One of the breakout sessions at the 2014 ERS section meeting convened around the topic of identifying and redacting personally identifiable information (PII) and personal health information (PHI) from born-digital content. The premise I proposed was, “Health sciences archivists working in the paper world have a relatively easy time of identifying/restricting PII/PHI content. As we move to born-digital collecting we are especially in need of tools and techniques that will allow us to easily identify/restrict/release similar data in electronic form.”
Of course this issue has broader relevance beyond the health science archives, and as we transition from paper-based models of archival processing to data processing models, machines should be able to interpret and act upon various content rules in an automated fashion. The healthcare industry is ahead of the curve in this area, building tools to anonymize any of the nineteen identifiers HIPAA defines as PHI in electronic health record data systems.
Archivists arguably face greater challenges than healthcare workers, sifting through the variety of semantic and unstructured PII found in the various formats traditionally referred to as personal papers, such as recommendation letters, correspondence with sensitive content, publication peer review commentary, etc. Human cognition can learn what these data are and identify them fairly easily during physical processing of paper material, but this requires more effort when triaging unstructured data on poorly labeled media—reading a list of filenames is not sufficient due diligence.
In general, the group felt confident in our ability to collect born-digital material but was much less confident in our ability to provide unmediated access to these records on the open web. Our discussion started off by sharing any tools we knew of that purport to locate PII/PHI in digital archival materials—the list was short:
- NARA’s home-grown data sniffer
- NLM Scrubber
- Cornell’s Spider
- FTK Forensic Toolkit
- Bitcurator’s forensics scripts
- Identity Keeper
- Redact It
The strength of these tools is that they can easily and quickly identify logically formatted PII such as social security numbers, email addresses, credit card numbers, phone numbers, and bank account numbers. Their weaknesses include too many false positives, expense of stand-alone proprietary software, narrow use cases, too much item-level manual intervention, and steep learning curves.
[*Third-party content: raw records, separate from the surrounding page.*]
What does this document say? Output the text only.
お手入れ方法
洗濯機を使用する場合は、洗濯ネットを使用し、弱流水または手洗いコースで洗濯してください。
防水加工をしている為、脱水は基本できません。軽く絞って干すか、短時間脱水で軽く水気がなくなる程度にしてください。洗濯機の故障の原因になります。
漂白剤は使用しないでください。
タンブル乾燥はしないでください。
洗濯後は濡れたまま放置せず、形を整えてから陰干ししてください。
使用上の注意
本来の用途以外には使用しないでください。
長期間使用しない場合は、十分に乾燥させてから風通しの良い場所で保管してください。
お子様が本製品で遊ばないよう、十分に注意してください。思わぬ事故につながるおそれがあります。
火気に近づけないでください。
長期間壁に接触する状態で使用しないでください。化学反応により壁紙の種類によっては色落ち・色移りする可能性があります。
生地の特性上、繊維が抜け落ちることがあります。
The group then talked about access protocols. Identifying PII to restrict requires significant effort, but models for access are almost nonexistent, which complicates the issue when management wants collections to be as immediate and open as possible, the common refrain being, “It’s already digital, so why can’t we put it on the web as soon as it’s acquired?”
The breakout group agreed that from a risk management perspective, outside of manual review and item-level redaction of surrogates, limiting access to data was the easiest solution. Methods of limiting access include:
- On site-only access via read-only physical media or a disk image
- On site online access via un-networked computer
- Authentication paywalls or read-only virtual reading rooms on the open web
In the end we recognized the problem is complex and there are no magic solutions. However, each participant went away with the goal of making incremental progress toward a solution this year.